CASE STUDY
Precision Humidity Control in a Pharmaceutical Laboratory
When uncontrolled humidity disrupted product handling and process reliability.
Humidity levels were disrupting material handling and product consistency at a pharmaceutical laboratory in Singapore. Elevated moisture caused pill clumping and handling variability during preparation, even with desiccants in place. To protect product integrity and process reliability, the facility required controlled humidity below critical thresholds across sensitive areas. Kruger was engaged to assess the humidity risk and implement a solution capable of maintaining controlled relative humidity in proximity to sensitive production and handling areas.
THE CHALLENGE
When Humidity Began to Affect Product Behaviour.
Pharmaceutical laboratories operate in environments where material behaviour must remain consistent under varying operating conditions. In this facility, ambient outdoor humidity frequently exceeded 80% RH, creating persistent moisture pressure on indoor spaces.
Internal humidity fluctuated significantly depending on occupancy, equipment operation, and daily cycles. These fluctuations affected the behaviour of moisture-sensitive materials during weighing, handling, and preparation. Even with desiccants in use, elevated humidity led to pill clumping and reduced flowability, increasing process variability and the need for additional checks.
While the facility did not experience temperature non-compliance, uncontrolled humidity became a growing operational risk, affecting repeatability, confidence in handling outcomes, and overall process reliability.
THE APPROACH
Separating Material Sensitivity From Room Conditions.
Kruger conducted a humidity-focused assessment centred on material sensitivity, moisture ingress, and localised environmental behaviour. Rather than evaluating room averages alone, the assessment examined how humidity behaved in proximity to handling and preparation areas, including during early morning start-up and low-activity periods.

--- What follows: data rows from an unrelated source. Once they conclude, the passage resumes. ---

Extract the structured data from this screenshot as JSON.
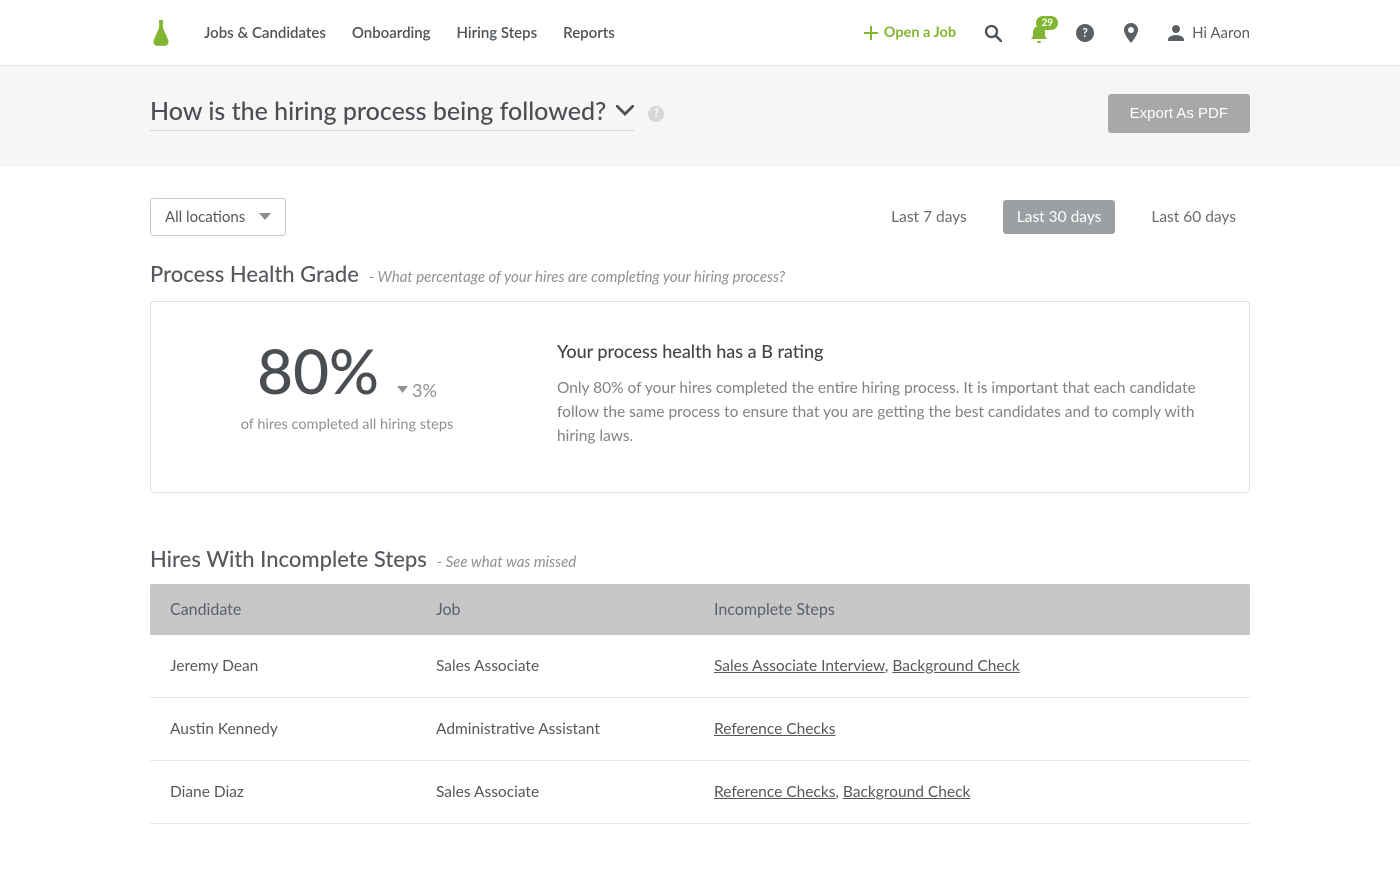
{
  "nav": {
    "items": [
      "Jobs & Candidates",
      "Onboarding",
      "Hiring Steps",
      "Reports"
    ],
    "open_job": "Open a Job",
    "notif_count": "29",
    "user_greeting": "Hi Aaron"
  },
  "header": {
    "title": "How is the hiring process being followed?",
    "export": "Export As PDF"
  },
  "filters": {
    "location": "All locations",
    "ranges": [
      "Last 7 days",
      "Last 30 days",
      "Last 60 days"
    ],
    "active_range": "Last 30 days"
  },
  "health": {
    "title": "Process Health Grade",
    "subtitle": "-   What percentage of your hires are completing your hiring process?",
    "pct": "80%",
    "delta": "3%",
    "pct_sub": "of hires completed all hiring steps",
    "rating_title": "Your process health has a B rating",
    "rating_body": "Only 80% of your hires completed the entire hiring process. It is important that each candidate follow the same process to ensure that you are getting the best candidates and to comply with hiring laws."
  },
  "incomplete": {
    "title": "Hires With Incomplete Steps",
    "subtitle": "-   See what was missed",
    "cols": [
      "Candidate",
      "Job",
      "Incomplete Steps"
    ],
    "rows": [
      {
        "candidate": "Jeremy Dean",
        "job": "Sales Associate",
        "steps": [
          "Sales Associate Interview",
          "Background Check"
        ]
      },
      {
        "candidate": "Austin Kennedy",
        "job": "Administrative Assistant",
        "steps": [
          "Reference Checks"
        ]
      },
      {
        "candidate": "Diane Diaz",
        "job": "Sales Associate",
        "steps": [
          "Reference Checks",
          "Background Check"
        ]
      }
    ]
  }
}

The findings showed that humidity levels routinely exceeded thresholds at which moisture-sensitive pharmaceutical materials begin to exhibit clumping and handling instability. These excursions occurred regardless of cooling performance, indicating that the issue was not temperature-related but driven by insufficient humidity control under Singapore’s climatic conditions.
THE SOLUTION
Localised Humidity Control for Sensitive Processes.
Kruger implemented a customised KRS Series dehumidification solution, configured specifically to stabilise relative humidity in areas where material handling and preparation took place.

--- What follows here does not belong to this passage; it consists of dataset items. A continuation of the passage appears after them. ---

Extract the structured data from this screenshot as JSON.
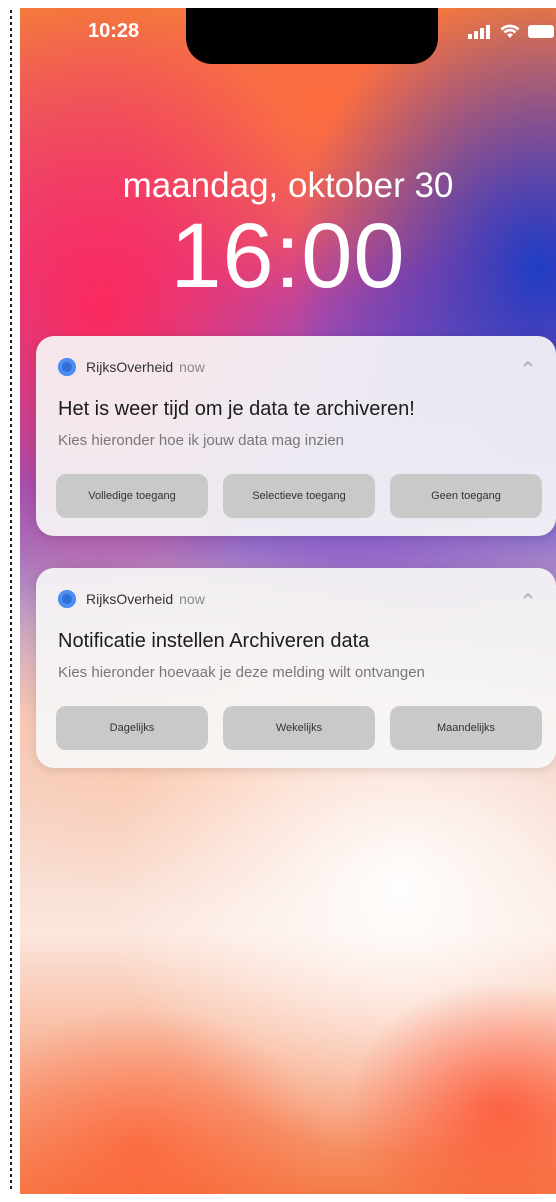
{
  "status_bar": {
    "time": "10:28",
    "signal_icon": "signal-bars-icon",
    "wifi_icon": "wifi-icon",
    "battery_icon": "battery-icon"
  },
  "lock_screen": {
    "date": "maandag, oktober 30",
    "time": "16:00"
  },
  "notifications": [
    {
      "app_name": "RijksOverheid",
      "time": "now",
      "title": "Het is weer tijd om je data te archiveren!",
      "body": "Kies hieronder hoe ik jouw data mag inzien",
      "actions": [
        "Volledige toegang",
        "Selectieve toegang",
        "Geen toegang"
      ]
    },
    {
      "app_name": "RijksOverheid",
      "time": "now",
      "title": "Notificatie instellen  Archiveren data",
      "body": "Kies hieronder hoevaak je deze melding wilt ontvangen",
      "actions": [
        "Dagelijks",
        "Wekelijks",
        "Maandelijks"
      ]
    }
  ],
  "colors": {
    "app_icon": "#2f6fd6",
    "card_bg": "#f6f6f6",
    "button_bg": "#c9c9c9"
  }
}
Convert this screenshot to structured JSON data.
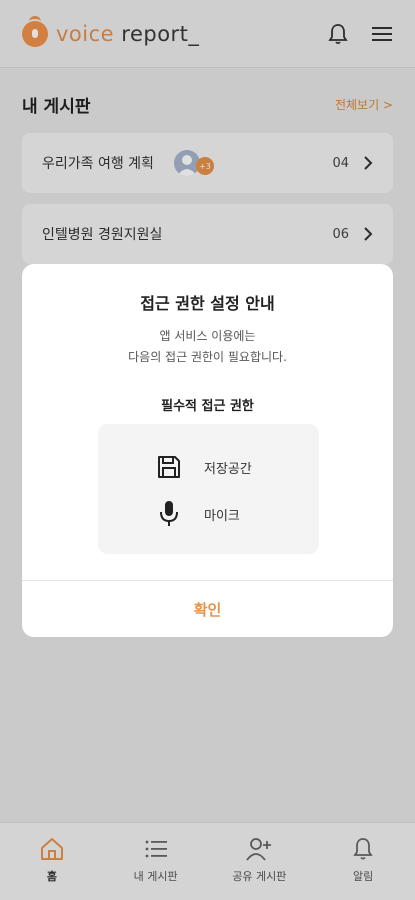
{
  "app": {
    "logo_voice": "voice",
    "logo_report": "report_"
  },
  "header": {
    "bell_icon": "bell-icon",
    "menu_icon": "hamburger-menu-icon"
  },
  "my_boards": {
    "title": "내 게시판",
    "view_all": "전체보기 >",
    "items": [
      {
        "name": "우리가족 여행 계획",
        "extra_members": "+3",
        "count": "04"
      },
      {
        "name": "인텔병원 경원지원실",
        "count": "06"
      }
    ]
  },
  "modal": {
    "title": "접근 권한 설정 안내",
    "desc_line1": "앱 서비스 이용에는",
    "desc_line2": "다음의 접근 권한이 필요합니다.",
    "subtitle": "필수적 접근 권한",
    "permissions": [
      {
        "icon": "save-disk-icon",
        "label": "저장공간"
      },
      {
        "icon": "microphone-icon",
        "label": "마이크"
      }
    ],
    "confirm": "확인"
  },
  "tabbar": {
    "items": [
      {
        "icon": "home-icon",
        "label": "홈"
      },
      {
        "icon": "list-icon",
        "label": "내 게시판"
      },
      {
        "icon": "add-user-icon",
        "label": "공유 게시판"
      },
      {
        "icon": "bell-icon",
        "label": "알림"
      }
    ]
  },
  "colors": {
    "accent": "#e8924a",
    "overlay": "rgba(0,0,0,0.12)"
  }
}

The system was designed to maintain humidity below critical thresholds, typically at or below 50% RH, to reduce the risk of pill clumping and moisture-related variability. A decentralised approach was adopted. A KRS units were positioned close to sensitive laboratory zones rather than relying on whole-space control, ensuring that humidity was stabilised where it mattered most. The system operated continuously to prevent moisture build-up during both active and idle periods, maintaining predictable conditions throughout the day.
THE IMPACT
Restoring Predictable Material Handling and Process Confidence
<50% RH Maintained
Humidity controlled below critical thresholds in sensitive laboratory areas
±3–5% RH stability achieved
Humidity variation reduced from >15% RH to a narrow operating band
Material handling stabilised
Pill clumping and moisture-related handling variability mitigated
Following implementation, humidity conditions stabilised across monitored laboratory zones. Relative humidity variation was reduced to approximately ±3–5% RH, compared with fluctuations exceeding 15% RH previously. Material handling became more consistent, with reduced instances of pill clumping and moisture-related variability during routine laboratory activities.

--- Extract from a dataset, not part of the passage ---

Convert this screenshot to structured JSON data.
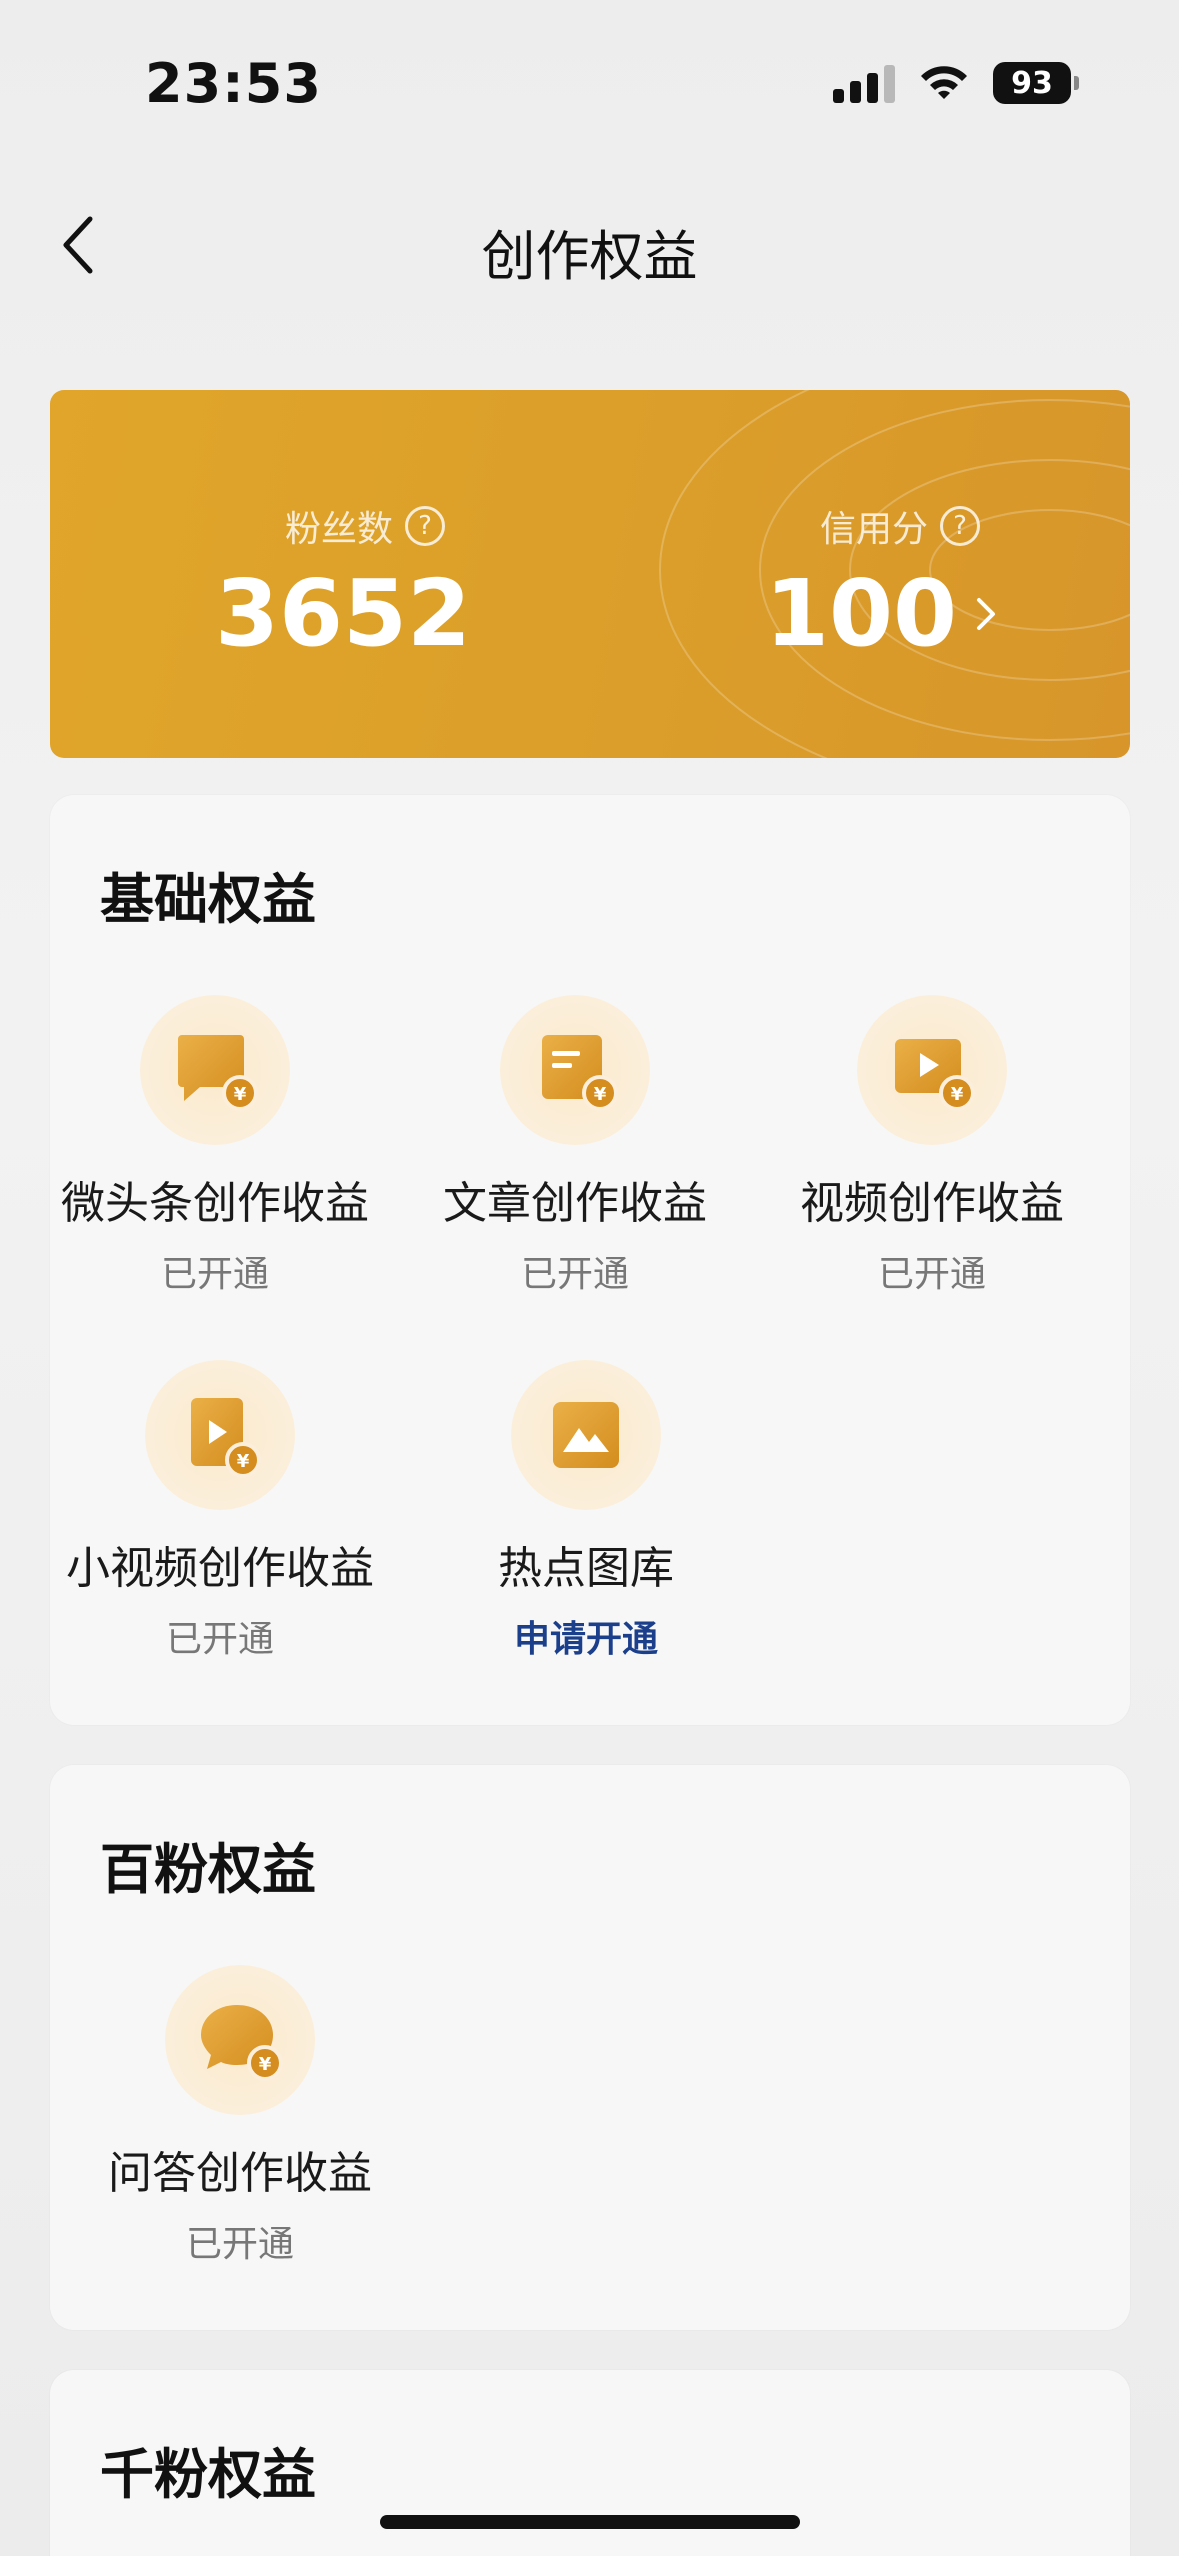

By maintaining humidity below critical thresholds throughout operating cycles, the laboratory achieved greater confidence in daily processes and internal quality checks, with fewer environmental adjustments required.
WHY IT MATTERS
In pharmaceutical environments, uncontrolled humidity directly affects material behaviour, process reliability, and downstream quality risk. Maintaining stable relative humidity is essential not only for compliance, but for ensuring that products behave as designed throughout handling and preparation.
This case demonstrates why humidity control must be treated as a process-critical engineering requirement, particularly in Singapore’s climate, where ambient moisture levels routinely exceed the tolerance of pharmaceutical materials.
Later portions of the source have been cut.